On Women Who Claim They Aren't Feminists:

"When we're talking about people who are like, 'I'm not a feminist' — they're really distancing themselves from a stereotype of feminism about hating men and about being angry all the time. It's about equality and not about one gender over another. It's not about tipping the scales in another direction, it's about evening them out."

On Accepting the Word Feminism:

"I was grappling with the term equalist and humanist and thinking of different terms to describe the same exact philosophy. I think, for me, it was a process of realizing that by distancing myself from the history of the movement 1) I was inaccurately representing what feminism was by buying into the stereotypes, and also, I'm distancing myself from all the women before me who made it possible for me to even be where we're at today."

On Why The Word Feminism Is So Important:

"The word fem, something with fem in it, feminism in itself is super powerful because it challenges this idea that women are the other. It's putting women in a central position and giving them more power where they haven't had power in the past."

On Bad Feminists:

"I'm generally averse to calling people 'bad feminist,' 'good feminist,' and getting into this place where we're making all these judgments of people. I really want people to feel like they can make mistakes and they can have their own version of gender equality in their head and be free and independent about it."

On Making Mistakes:

"That said, there are ineffective feminists, people who are a little bit misguided about what their actions will bring about... Feminism is a process."
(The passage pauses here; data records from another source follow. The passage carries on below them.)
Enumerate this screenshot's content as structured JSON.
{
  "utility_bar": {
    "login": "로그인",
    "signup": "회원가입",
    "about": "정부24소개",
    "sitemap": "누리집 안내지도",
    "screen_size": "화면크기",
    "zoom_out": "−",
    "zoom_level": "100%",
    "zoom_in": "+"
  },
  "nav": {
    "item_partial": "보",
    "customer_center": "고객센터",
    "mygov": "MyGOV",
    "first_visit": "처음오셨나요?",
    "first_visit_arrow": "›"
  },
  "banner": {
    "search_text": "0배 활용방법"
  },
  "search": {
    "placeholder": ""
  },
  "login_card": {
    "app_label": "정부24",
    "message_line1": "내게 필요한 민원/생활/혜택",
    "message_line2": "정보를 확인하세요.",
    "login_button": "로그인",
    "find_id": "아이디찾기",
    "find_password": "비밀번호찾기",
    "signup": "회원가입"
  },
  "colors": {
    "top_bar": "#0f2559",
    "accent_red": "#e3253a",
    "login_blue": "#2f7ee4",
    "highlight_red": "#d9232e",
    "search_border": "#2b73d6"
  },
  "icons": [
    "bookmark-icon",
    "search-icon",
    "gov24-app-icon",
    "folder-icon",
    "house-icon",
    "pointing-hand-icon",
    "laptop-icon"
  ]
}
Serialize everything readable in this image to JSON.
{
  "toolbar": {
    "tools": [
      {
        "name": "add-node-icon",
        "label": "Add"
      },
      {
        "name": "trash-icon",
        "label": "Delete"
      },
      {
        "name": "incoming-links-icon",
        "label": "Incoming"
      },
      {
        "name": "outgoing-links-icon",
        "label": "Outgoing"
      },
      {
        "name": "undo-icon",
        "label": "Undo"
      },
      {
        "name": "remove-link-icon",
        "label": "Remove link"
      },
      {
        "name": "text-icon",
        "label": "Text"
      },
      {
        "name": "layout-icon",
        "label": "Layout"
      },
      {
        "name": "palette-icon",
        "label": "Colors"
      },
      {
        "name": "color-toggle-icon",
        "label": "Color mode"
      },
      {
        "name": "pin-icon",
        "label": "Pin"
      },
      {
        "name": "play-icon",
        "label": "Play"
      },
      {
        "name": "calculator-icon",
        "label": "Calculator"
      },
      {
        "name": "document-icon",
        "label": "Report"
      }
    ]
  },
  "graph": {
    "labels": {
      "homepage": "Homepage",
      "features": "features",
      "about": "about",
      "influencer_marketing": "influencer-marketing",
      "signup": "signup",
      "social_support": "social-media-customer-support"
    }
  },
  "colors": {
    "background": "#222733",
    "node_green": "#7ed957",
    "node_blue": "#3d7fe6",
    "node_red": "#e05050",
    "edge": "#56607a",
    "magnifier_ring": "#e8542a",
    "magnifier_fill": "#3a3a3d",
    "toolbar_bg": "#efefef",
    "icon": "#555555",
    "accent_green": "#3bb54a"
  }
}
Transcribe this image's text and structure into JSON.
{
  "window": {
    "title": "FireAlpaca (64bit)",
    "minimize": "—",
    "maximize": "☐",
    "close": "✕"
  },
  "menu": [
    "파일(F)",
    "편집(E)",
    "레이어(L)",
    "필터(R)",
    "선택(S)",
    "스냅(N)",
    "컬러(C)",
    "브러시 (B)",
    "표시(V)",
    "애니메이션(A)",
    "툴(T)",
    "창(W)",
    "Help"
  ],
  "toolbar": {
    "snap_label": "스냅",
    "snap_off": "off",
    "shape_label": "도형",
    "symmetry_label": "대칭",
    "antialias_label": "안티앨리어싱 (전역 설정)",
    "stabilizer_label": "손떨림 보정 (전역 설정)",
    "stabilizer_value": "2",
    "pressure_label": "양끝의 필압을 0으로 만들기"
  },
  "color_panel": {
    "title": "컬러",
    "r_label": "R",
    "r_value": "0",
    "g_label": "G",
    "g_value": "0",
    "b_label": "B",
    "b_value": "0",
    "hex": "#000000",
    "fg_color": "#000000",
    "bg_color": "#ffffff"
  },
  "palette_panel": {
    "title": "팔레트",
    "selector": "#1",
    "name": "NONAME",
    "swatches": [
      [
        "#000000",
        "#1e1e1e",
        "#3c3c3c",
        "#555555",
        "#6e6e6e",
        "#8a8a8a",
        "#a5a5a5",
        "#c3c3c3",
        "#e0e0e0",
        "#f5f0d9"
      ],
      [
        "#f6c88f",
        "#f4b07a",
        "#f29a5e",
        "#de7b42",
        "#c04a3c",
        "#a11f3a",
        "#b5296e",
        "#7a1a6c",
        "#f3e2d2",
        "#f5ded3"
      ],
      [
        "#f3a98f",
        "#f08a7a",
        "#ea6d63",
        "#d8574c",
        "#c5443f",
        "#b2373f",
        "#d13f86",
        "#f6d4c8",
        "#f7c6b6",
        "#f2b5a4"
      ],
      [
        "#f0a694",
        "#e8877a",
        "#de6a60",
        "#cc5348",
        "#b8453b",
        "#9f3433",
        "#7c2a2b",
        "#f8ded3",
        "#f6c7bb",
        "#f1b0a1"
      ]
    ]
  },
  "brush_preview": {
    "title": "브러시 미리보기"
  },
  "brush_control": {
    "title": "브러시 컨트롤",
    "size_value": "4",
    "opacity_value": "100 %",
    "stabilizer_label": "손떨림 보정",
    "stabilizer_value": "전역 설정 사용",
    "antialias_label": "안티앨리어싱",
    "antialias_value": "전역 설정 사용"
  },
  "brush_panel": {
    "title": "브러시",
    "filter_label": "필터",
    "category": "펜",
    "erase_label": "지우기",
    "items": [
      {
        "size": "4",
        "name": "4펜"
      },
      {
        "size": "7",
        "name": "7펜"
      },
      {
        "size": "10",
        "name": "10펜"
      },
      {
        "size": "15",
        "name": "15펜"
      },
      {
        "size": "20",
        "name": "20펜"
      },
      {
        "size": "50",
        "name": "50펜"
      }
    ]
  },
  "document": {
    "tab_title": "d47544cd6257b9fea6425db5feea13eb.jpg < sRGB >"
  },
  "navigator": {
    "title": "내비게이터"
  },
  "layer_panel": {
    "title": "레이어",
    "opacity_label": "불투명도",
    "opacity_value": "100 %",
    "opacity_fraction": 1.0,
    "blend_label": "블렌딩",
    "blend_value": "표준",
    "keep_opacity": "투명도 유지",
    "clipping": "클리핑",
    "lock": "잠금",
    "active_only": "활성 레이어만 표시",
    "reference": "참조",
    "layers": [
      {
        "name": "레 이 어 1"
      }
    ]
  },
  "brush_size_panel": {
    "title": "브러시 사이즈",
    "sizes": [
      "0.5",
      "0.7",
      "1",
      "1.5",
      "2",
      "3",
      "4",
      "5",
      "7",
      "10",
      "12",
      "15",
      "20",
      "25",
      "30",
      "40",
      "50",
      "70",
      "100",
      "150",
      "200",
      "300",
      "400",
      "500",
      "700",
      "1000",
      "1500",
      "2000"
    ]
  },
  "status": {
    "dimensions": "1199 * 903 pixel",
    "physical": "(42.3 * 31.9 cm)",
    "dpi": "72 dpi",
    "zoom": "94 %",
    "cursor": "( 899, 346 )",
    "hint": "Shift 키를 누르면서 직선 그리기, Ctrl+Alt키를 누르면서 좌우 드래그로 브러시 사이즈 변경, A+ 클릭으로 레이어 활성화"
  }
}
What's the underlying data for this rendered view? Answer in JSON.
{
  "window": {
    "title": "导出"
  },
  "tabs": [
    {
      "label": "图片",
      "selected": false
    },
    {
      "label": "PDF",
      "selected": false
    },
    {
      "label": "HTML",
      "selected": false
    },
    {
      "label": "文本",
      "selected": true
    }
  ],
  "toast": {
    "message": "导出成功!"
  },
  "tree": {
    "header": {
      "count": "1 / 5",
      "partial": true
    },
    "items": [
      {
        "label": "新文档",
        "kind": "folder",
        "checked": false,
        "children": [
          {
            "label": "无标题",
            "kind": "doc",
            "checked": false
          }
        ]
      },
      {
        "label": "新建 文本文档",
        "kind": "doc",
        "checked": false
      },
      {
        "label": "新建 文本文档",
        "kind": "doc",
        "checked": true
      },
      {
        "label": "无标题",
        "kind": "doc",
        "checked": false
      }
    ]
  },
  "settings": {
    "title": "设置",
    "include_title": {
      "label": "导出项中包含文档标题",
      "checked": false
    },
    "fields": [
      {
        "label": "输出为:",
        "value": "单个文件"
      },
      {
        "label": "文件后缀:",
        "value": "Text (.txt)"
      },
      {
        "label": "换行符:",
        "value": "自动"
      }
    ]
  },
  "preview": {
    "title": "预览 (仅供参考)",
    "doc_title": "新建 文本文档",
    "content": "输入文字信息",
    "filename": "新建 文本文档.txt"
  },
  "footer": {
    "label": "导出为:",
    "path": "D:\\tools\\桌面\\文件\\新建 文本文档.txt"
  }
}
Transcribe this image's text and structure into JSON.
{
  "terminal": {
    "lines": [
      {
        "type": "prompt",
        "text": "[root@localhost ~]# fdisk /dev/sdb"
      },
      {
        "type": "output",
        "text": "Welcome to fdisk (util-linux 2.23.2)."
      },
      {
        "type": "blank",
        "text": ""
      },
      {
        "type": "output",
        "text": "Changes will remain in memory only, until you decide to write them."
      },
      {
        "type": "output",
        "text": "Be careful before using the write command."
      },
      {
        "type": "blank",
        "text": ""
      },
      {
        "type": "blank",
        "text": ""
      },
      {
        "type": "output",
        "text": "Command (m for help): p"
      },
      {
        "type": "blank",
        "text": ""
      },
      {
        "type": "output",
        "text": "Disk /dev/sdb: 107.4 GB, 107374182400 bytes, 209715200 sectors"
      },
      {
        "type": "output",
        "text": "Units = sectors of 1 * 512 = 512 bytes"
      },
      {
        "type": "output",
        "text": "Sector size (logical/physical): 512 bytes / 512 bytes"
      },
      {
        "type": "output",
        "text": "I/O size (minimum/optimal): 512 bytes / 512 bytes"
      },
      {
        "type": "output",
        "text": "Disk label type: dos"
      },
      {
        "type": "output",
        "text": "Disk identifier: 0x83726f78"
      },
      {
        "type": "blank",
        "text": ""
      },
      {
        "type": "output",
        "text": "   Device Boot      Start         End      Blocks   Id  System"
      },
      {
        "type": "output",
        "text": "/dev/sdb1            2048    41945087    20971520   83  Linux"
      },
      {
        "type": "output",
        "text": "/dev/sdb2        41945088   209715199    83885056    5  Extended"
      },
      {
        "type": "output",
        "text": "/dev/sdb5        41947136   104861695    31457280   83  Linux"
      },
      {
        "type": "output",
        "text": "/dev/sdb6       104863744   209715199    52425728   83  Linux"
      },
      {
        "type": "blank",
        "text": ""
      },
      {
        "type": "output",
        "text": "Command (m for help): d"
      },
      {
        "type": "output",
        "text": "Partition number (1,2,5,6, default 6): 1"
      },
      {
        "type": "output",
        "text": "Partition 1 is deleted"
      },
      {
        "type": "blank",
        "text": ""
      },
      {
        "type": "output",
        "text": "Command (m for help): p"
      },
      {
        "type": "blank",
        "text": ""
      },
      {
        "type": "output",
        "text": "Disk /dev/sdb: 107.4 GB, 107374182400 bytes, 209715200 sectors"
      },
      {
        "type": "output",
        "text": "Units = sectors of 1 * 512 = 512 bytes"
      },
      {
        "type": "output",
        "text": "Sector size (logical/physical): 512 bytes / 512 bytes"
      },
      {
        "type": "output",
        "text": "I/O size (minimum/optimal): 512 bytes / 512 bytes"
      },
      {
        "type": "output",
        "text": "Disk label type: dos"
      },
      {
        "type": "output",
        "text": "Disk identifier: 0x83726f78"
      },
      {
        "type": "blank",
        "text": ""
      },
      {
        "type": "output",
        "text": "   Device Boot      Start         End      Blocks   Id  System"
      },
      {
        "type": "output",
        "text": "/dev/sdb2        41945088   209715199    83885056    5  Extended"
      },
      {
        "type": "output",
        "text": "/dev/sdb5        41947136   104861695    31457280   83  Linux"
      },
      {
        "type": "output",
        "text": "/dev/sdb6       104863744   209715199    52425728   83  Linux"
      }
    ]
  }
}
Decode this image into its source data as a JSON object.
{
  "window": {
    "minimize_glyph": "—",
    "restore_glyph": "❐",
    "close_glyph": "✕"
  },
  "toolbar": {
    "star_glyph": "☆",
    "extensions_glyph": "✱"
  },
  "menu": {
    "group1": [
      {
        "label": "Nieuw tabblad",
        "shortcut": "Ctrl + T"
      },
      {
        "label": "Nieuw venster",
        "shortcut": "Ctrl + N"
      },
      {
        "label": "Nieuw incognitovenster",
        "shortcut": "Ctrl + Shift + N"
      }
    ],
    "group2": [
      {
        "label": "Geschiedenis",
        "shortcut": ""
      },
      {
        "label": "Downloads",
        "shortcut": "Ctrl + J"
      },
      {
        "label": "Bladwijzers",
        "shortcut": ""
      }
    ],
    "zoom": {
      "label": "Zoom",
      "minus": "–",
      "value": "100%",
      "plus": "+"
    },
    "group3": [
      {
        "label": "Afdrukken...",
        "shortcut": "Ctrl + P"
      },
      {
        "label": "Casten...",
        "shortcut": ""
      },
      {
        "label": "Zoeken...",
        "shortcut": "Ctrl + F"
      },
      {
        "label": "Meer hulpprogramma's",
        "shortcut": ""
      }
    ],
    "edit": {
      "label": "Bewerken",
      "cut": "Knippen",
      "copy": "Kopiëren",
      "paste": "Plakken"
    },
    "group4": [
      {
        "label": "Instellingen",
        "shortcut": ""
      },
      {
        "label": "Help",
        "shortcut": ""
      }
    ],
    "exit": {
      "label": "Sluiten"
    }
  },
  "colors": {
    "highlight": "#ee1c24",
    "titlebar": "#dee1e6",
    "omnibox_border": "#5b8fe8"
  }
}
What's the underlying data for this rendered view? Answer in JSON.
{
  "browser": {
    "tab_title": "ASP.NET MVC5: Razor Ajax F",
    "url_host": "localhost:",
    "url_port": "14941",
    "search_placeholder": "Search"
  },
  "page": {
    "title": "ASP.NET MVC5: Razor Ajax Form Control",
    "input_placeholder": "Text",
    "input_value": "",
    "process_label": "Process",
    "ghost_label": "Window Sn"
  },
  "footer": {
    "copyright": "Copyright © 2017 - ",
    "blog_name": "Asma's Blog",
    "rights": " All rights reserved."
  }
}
On the Future of the Movement:

"We all have the goal of gender equality in mind. We all want to get there, but how we get there, there's a lot of different ideas about what that means. This is a historical problem."

On Feminism Club Jackets:

"I think my feminism jacket would look just like the jacket that I wear every day. My life is feminism. It's not a special jacket that I put on. It's something that is integral to every decision and thought. It informs everything and it proves everything as well. So it would probably be a very unassuming, plain, didn't-really-realize-it-was-my-feminism-jacket type of jacket."